Additionally, the Mothership ruleset has a few areas where I would get turned around from time to time. While I’ve mostly got a handle at this point about when to hand out Stress and when to call for a Panic Check, sometimes I still get tripped up when deciding whether something should be a Fear or Sanity save. This really came up in the Indoctrination mechanic I designed; that will get its own post very soon. (Note that this is not a blanket complaint about Mothership; in general, I love the game and will be running another campaign of it later this summer!)
The low Combat ratings for many NPCs also meant that sometimes fights were a lot of “miss” “miss” “miss”, or that players could just leave a fight with a high probability of escape. That isn’t necessarily a bad thing, but felt a bit anticlimactic in the Mess Hall scene. Probably I need to improve my own GMing technique here; I’ll stew on this a bit longer.
Also, the game just seems to lend itself better to a slightly “softer” science fiction: I don’t mean emotionally soft, but with a bit more handwaving of the science. It flows better when you’re not thinking about how spaceships really work, or just let antigravity exist (even if it needs some minor rules for consistency), etc.
Many other things went well! Once we embraced the “weirdness” that the game sort of implies, I feel like it got better. The aesthetics just hit such a great note for me, too: 1970s and 1980s technology in a style I’ve since learned is called “Cassette Futurism”. For me, it’s just how things looked when I was younger, so it imprinted on my tastes.
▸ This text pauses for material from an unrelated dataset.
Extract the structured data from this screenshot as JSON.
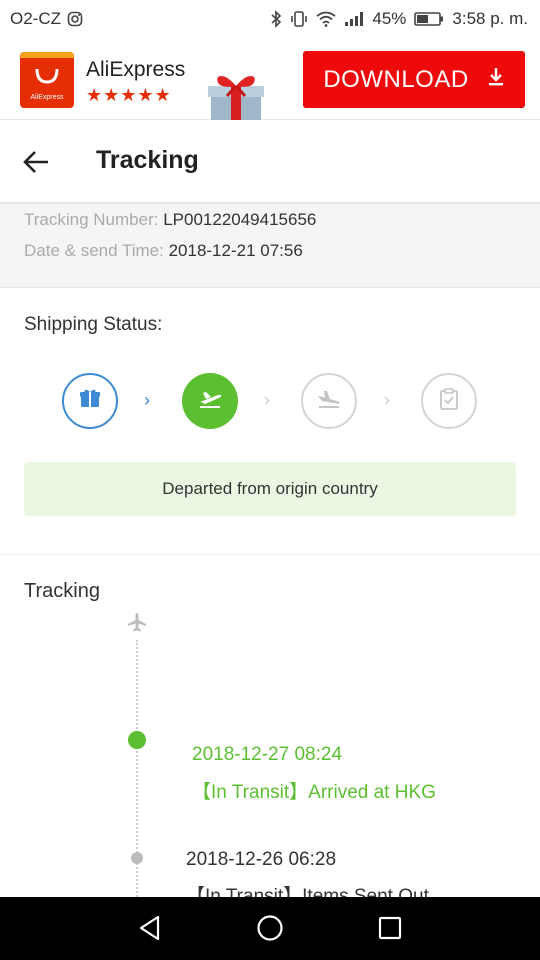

But it also means that the layouts and art of modules and supplements for the game imply a lot about the setting and tone of the game.
Finally, while many of the principles of the OSR appeal to me, I haven’t really maintained interest in faux-medieval fantasy, and the gonzo stuff popular in many corners of this niche often bounces off of me as well. Science fiction as a genre has had me since as far back as I can really remember, and so I grew up loving what have become many of the touchstones in this game.
I’m looking forward to recharging these batteries a bit and coming back to Mothership in a few months.